FLORIDA - ACQUIRED IMMUNODEFICIENCY SYNDROME (AIDS) AND HUMAN IMMUNODEFICIENCY VIRUS (HIV)

January 1, 2008

Florida state laws and regulations that affect your medical practice

1. What sort of consent is required for HIV testing?

No person shall order a test without first obtaining the informed consent of the person being tested. The person must be advised that a positive HIV result will be reported to the county health department with sufficient information to identify the test subject and on the availability and location of sites at which anonymous testing is performed.

Informed consent is not required when testing for sexually transmissible diseases is required by state or federal law for the following situations: testing persons convicted of prosecution or of procuring another to commit prostitution; testing of inmates prior to their release from prison; testing by a medical examiner; testing of pregnant women; and testing of blood, plasma, organs, skin, semen, or other human tissue for medical use; and bona fide medical emergencies or acute illness where the patient is unable to consent.

2. Must consent be obtained from the parents of a minor?

The consent of the parents or guardians of a minor is not a prerequisite for an examination or treatment for HIV/AIDS. The fact of consultation, examination and treatment of a minor for a sexually transmissible disease is confidential and shall not be divulged in any direct or indirect manner, such as sending a bill for services rendered to a parent or guardian.

F.S.A. § 384-30

3. How should a physician notify the test subject of his/her test results and what other information should be provided?
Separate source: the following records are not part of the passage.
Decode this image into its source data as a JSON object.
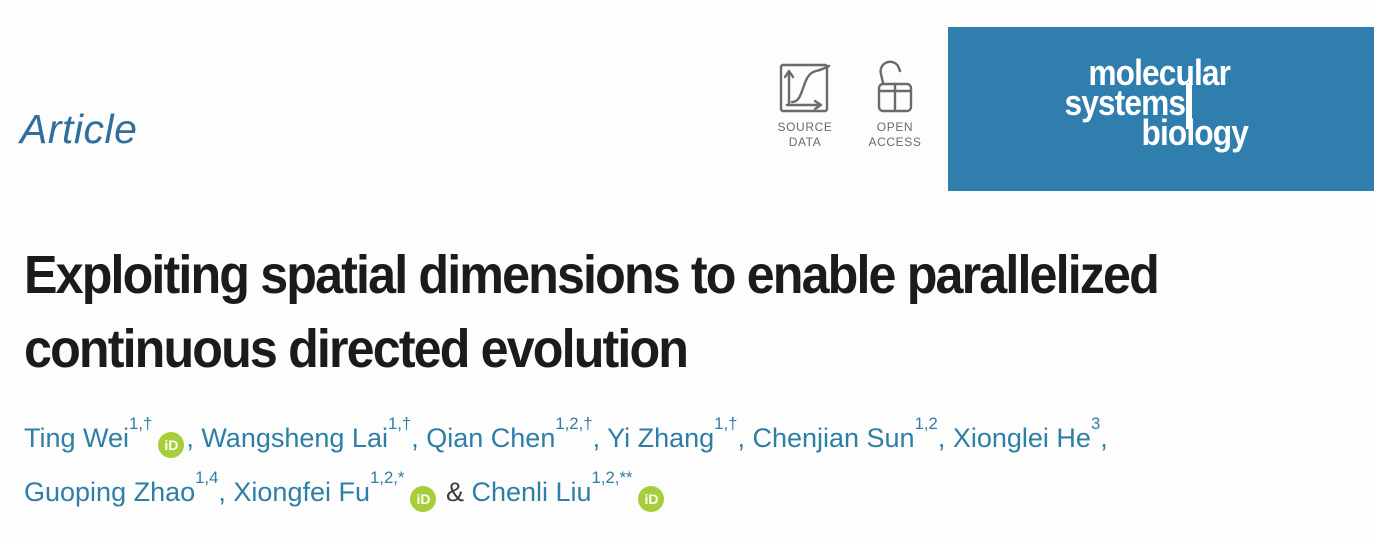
{
  "colors": {
    "journal_box_blue": "#2f7eae",
    "article_label_blue": "#2e6f9e",
    "author_teal": "#2e7fa5",
    "orcid_green": "#a6ce39",
    "badge_gray": "#6a6a6a",
    "title_black": "#1b1b1b"
  },
  "header": {
    "article_label": "Article",
    "badges": [
      {
        "id": "source-data",
        "icon": "chart-curve-icon",
        "label_line1": "SOURCE",
        "label_line2": "DATA"
      },
      {
        "id": "open-access",
        "icon": "open-padlock-icon",
        "label_line1": "OPEN",
        "label_line2": "ACCESS"
      }
    ],
    "journal_logo": {
      "line1": "molecular",
      "line2": "systems",
      "line3": "biology"
    }
  },
  "title": {
    "line1": "Exploiting spatial dimensions to enable parallelized",
    "line2": "continuous directed evolution"
  },
  "authors": {
    "orcid_label": "iD",
    "line1": [
      {
        "name": "Ting Wei",
        "sup": "1,†",
        "orcid": true,
        "sep": ", "
      },
      {
        "name": "Wangsheng Lai",
        "sup": "1,†",
        "orcid": false,
        "sep": ", "
      },
      {
        "name": "Qian Chen",
        "sup": "1,2,†",
        "orcid": false,
        "sep": ", "
      },
      {
        "name": "Yi Zhang",
        "sup": "1,†",
        "orcid": false,
        "sep": ", "
      },
      {
        "name": "Chenjian Sun",
        "sup": "1,2",
        "orcid": false,
        "sep": ", "
      },
      {
        "name": "Xionglei He",
        "sup": "3",
        "orcid": false,
        "sep": ","
      }
    ],
    "line2": [
      {
        "name": "Guoping Zhao",
        "sup": "1,4",
        "orcid": false,
        "sep": ", "
      },
      {
        "name": "Xiongfei Fu",
        "sup": "1,2,*",
        "orcid": true,
        "sep": " & "
      },
      {
        "name": "Chenli Liu",
        "sup": "1,2,**",
        "orcid": true,
        "sep": ""
      }
    ]
  }
}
The physician must ensure that all reasonable efforts are made to notify the patient of his/her test result. Notification of a person with a positive test result shall include information on the availability of appropriate medical and support services, on the importance of notifying partners who may have been exposed, and on preventing transmission of HIV. Notification of a person with a negative test result shall include, as appropriate, information on preventing the transmission of HIV.

F.S.A. § 381.004

4. What are the reporting requirements for HIV-positive test results?

Each person who makes a diagnosis of or treats a person with a sexually transmissible disease including HIV or AIDS shall report such facts to the Department of Health within a period of time not to exceed 2 weeks. The method of reporting must ensure the confidentiality of persons infected with HIV. Any newborn or infant up to 18 months of age who has been exposed to HIV must be reported. The reporting may not relate to anonymous HIV testing programs.

F.S.A. 384.25

5. May physicians test patients for HIV or AIDS anonymously?

Physicians may direct patients who want to remain anonymous to facilities that are designated by the Department of Health to do anonymous testing.

F.S.A. 381.004

6. Must a physician inform a patient of the physician's own HIV infection or AIDS condition?

The courts are still attempting to define the rights of health care workers with HIV, especially those who perform invasive procedures. In New Jersey, the Superior Court held in Estate of William Behringer, M.D. v. The Medical Center at Princeton, 249 N.J. Super. 597 (Law Div. 1991), that an HIV-infected physician must disclose his or her HIV status to patients, in keeping with the commitment of New Jersey courts to the concept of informed consent. The New Jersey court's disclosure requirement seems to apply to all physicians, regardless of specialty or whether any invasive or exposure-prone procedures will be performed.

Similarly, in Doe v. University of Maryland Medical System Corporation, 50 F. 3d 1261 (1995), the U.S. Court of Appeals, Fourth Circuit held that an HIV positive surgeon could not allege violations of the Americans with Disabilities Act (ADA) for his suspension from surgical duties because he posed a significant risk to patients through percutaenous injury that could not be eliminated by reasonable accommodation.

Since this area of law is unsettled, an HIV-positive health care worker should always consult with his/her attorney with any questions as to his/her rights.